En l’espèce, M. [B] [X] et Mme [T] [Q] font valoir la nullité du commandement de payer en ce que l’indication de la juridiction compétente n’est pas mentionnée et en ce que le commandement vise un délai de deux mois et non un délai de six semaines pour régulariser la dette.
Il sera relevé que seule figure dans les mentions obligatoires la mention de la possibilité de saisir à tout moment la juridiction compétente aux fins de délai de grâce, sans faire obligation de préciser le juge qui doit être saisi.
La mention prévue par l’article précité figurant dans le commandement de payer soit « la possibilité pour le locataire de saisir, à tout moment, la juridiction compétente aux fins de demander un délai de grâce sur le fondement de l’article 1343-5 du code civil. », il n’y a pas lieu de déclarer nul le commandement sur ce grief.
Par ailleurs, l’adresse du FSL pour obtenir une aide financière est précisée dans le commandement de payer soit « [Adresse 5] [Adresse 6] [Localité 4] ».
Enfin, la mention du délai de deux mois pour apurer sa dette au lieu du délai de six semaines prévu par la loi du 27 juillet 2023 ne fait pas grief aux locataires et correspond au délai prévu par la clause résolutoire contenue dans le bail.
Les exceptions de nullité du commandement de payer seront dès lors rejetées.
Sur la résiliation du bail :
La partie demanderesse produit à l’appui de ses prétentions le contrat de bail qui contient une clause résolutoire, le commandement de payer du 26 juin 2025 et un décompte des arriérés de loyers et charges dus au 13 mars 2026 pour la somme de 1946,97 €.
Il sera cependant relevé que M. [B] [X] et Mme [T] [Q] ont déposé un dossier de surendettement et que ce dossier a été déclaré recevable par la Commission de Surendettement des Particuliers de la Moselle le 26 juin 2025, soit le jour même de la délivrance du commandement de payer.
Il sera précisé que si la décision de recevabilité intervient pendant les deux mois qui suivent la délivrance du commandement de payer, le locataire a interdiction de régler les causes du commandement de payer puisque la dette locative est nécessairement née avant la décision de recevabilité. Cette décision forme ainsi obstacle à l’acquisition même de la clause résolutoire de sorte qu’il y a lieu de débouter l’EPIC MOSELIS de sa demande tendant à la constatation de la résiliation du bail.
Par ailleurs, M. [B] [X] et Mme [T] [Q] ont bénéficié d’une procédure de rétablissement personnel, soit effacement de leurs dettes, y compris dettes de loyers, de sorte que le montant restant dû n’est pas connu par ce juge des contentieux de la protection.
Il y a lieu dès lors de débouter l’EPIC MOSELIS en l’état de l’ensemble de ses demandes.
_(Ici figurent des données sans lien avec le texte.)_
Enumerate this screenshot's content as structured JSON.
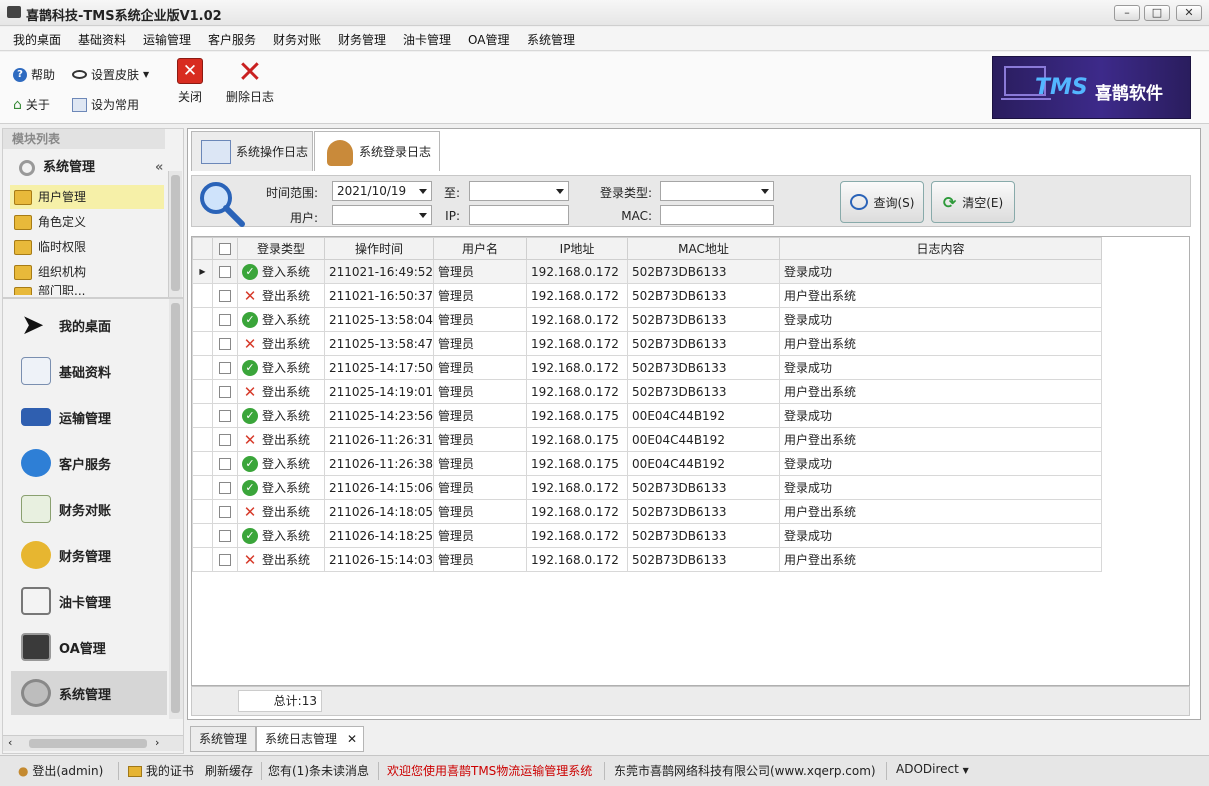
{
  "window": {
    "title": "喜鹊科技-TMS系统企业版V1.02"
  },
  "menu": [
    "我的桌面",
    "基础资料",
    "运输管理",
    "客户服务",
    "财务对账",
    "财务管理",
    "油卡管理",
    "OA管理",
    "系统管理"
  ],
  "toolbar": {
    "help": "帮助",
    "skin": "设置皮肤",
    "about": "关于",
    "favorite": "设为常用",
    "close": "关闭",
    "delete_log": "删除日志",
    "banner_tms": "TMS",
    "banner_name": "喜鹊软件"
  },
  "left": {
    "module_list": "模块列表",
    "section": "系统管理",
    "collapse": "«",
    "tree": [
      "用户管理",
      "角色定义",
      "临时权限",
      "组织机构",
      "部门职..."
    ],
    "nav": [
      "我的桌面",
      "基础资料",
      "运输管理",
      "客户服务",
      "财务对账",
      "财务管理",
      "油卡管理",
      "OA管理",
      "系统管理"
    ]
  },
  "tabs": [
    "系统操作日志",
    "系统登录日志"
  ],
  "filter": {
    "time_range_label": "时间范围:",
    "time_from": "2021/10/19",
    "to_label": "至:",
    "time_to": "",
    "login_type_label": "登录类型:",
    "login_type": "",
    "user_label": "用户:",
    "user": "",
    "ip_label": "IP:",
    "ip": "",
    "mac_label": "MAC:",
    "mac": "",
    "query_button": "查询(S)",
    "clear_button": "清空(E)"
  },
  "grid": {
    "columns": [
      "登录类型",
      "操作时间",
      "用户名",
      "IP地址",
      "MAC地址",
      "日志内容"
    ],
    "rows": [
      {
        "type": "登入系统",
        "ok": true,
        "time": "211021-16:49:52",
        "user": "管理员",
        "ip": "192.168.0.172",
        "mac": "502B73DB6133",
        "content": "登录成功"
      },
      {
        "type": "登出系统",
        "ok": false,
        "time": "211021-16:50:37",
        "user": "管理员",
        "ip": "192.168.0.172",
        "mac": "502B73DB6133",
        "content": "用户登出系统"
      },
      {
        "type": "登入系统",
        "ok": true,
        "time": "211025-13:58:04",
        "user": "管理员",
        "ip": "192.168.0.172",
        "mac": "502B73DB6133",
        "content": "登录成功"
      },
      {
        "type": "登出系统",
        "ok": false,
        "time": "211025-13:58:47",
        "user": "管理员",
        "ip": "192.168.0.172",
        "mac": "502B73DB6133",
        "content": "用户登出系统"
      },
      {
        "type": "登入系统",
        "ok": true,
        "time": "211025-14:17:50",
        "user": "管理员",
        "ip": "192.168.0.172",
        "mac": "502B73DB6133",
        "content": "登录成功"
      },
      {
        "type": "登出系统",
        "ok": false,
        "time": "211025-14:19:01",
        "user": "管理员",
        "ip": "192.168.0.172",
        "mac": "502B73DB6133",
        "content": "用户登出系统"
      },
      {
        "type": "登入系统",
        "ok": true,
        "time": "211025-14:23:56",
        "user": "管理员",
        "ip": "192.168.0.175",
        "mac": "00E04C44B192",
        "content": "登录成功"
      },
      {
        "type": "登出系统",
        "ok": false,
        "time": "211026-11:26:31",
        "user": "管理员",
        "ip": "192.168.0.175",
        "mac": "00E04C44B192",
        "content": "用户登出系统"
      },
      {
        "type": "登入系统",
        "ok": true,
        "time": "211026-11:26:38",
        "user": "管理员",
        "ip": "192.168.0.175",
        "mac": "00E04C44B192",
        "content": "登录成功"
      },
      {
        "type": "登入系统",
        "ok": true,
        "time": "211026-14:15:06",
        "user": "管理员",
        "ip": "192.168.0.172",
        "mac": "502B73DB6133",
        "content": "登录成功"
      },
      {
        "type": "登出系统",
        "ok": false,
        "time": "211026-14:18:05",
        "user": "管理员",
        "ip": "192.168.0.172",
        "mac": "502B73DB6133",
        "content": "用户登出系统"
      },
      {
        "type": "登入系统",
        "ok": true,
        "time": "211026-14:18:25",
        "user": "管理员",
        "ip": "192.168.0.172",
        "mac": "502B73DB6133",
        "content": "登录成功"
      },
      {
        "type": "登出系统",
        "ok": false,
        "time": "211026-15:14:03",
        "user": "管理员",
        "ip": "192.168.0.172",
        "mac": "502B73DB6133",
        "content": "用户登出系统"
      }
    ],
    "total": "总计:13"
  },
  "bottom_tabs": [
    "系统管理",
    "系统日志管理"
  ],
  "status": {
    "logout": "登出(admin)",
    "cert": "我的证书",
    "refresh": "刷新缓存",
    "unread": "您有(1)条未读消息",
    "welcome": "欢迎您使用喜鹊TMS物流运输管理系统",
    "company": "东莞市喜鹊网络科技有限公司(www.xqerp.com)",
    "ado": "ADODirect"
  },
  "colors": {
    "accent": "#3a7bd5",
    "selected": "#f6f0a8",
    "welcome": "#cc0000"
  }
}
Sur l’exécution provisoire :
Il sera rappelé qu’en application de l’article 514 du Code de procédure civile, les décisions de première instance sont de droit exécutoires à titre provisoire.
Sur les dépens :
Les dépens seront laissés à la charge de l’EPIC MOSELIS, partie qui succombe.
Sur l’article 700 du code de procédure civile :
L’équité n’impose pas de faire application des dispositions de l’article 700 du Code de procédure civile au profit de l’EPIC MOSELIS.
PAR CES MOTIFS :
Le juge des contentieux de la protection du tribunal de proximité de Saint-Avold, statuant en référé, publiquement, par ordonnance contradictoire et en premier ressort,
DECLARE la demande recevable ;
REJETTE les exceptions tendant à voir prononcer la nullité du commandement de payer ;
DEBOUTE l’EPIC MOSELIS de l’intégralité de ses demandes ;
RAPPELLE que la présente décision est de droit exécutoire à titre provisoire ;
DIT n’y avoir lieu à application des dispositions de l’article 700 du Code de procédure civile ;
CONDAMNE l’EPIC MOSELIS aux dépens
Ainsi ordonné par mise à disposition au greffe les jour, mois et an susdits.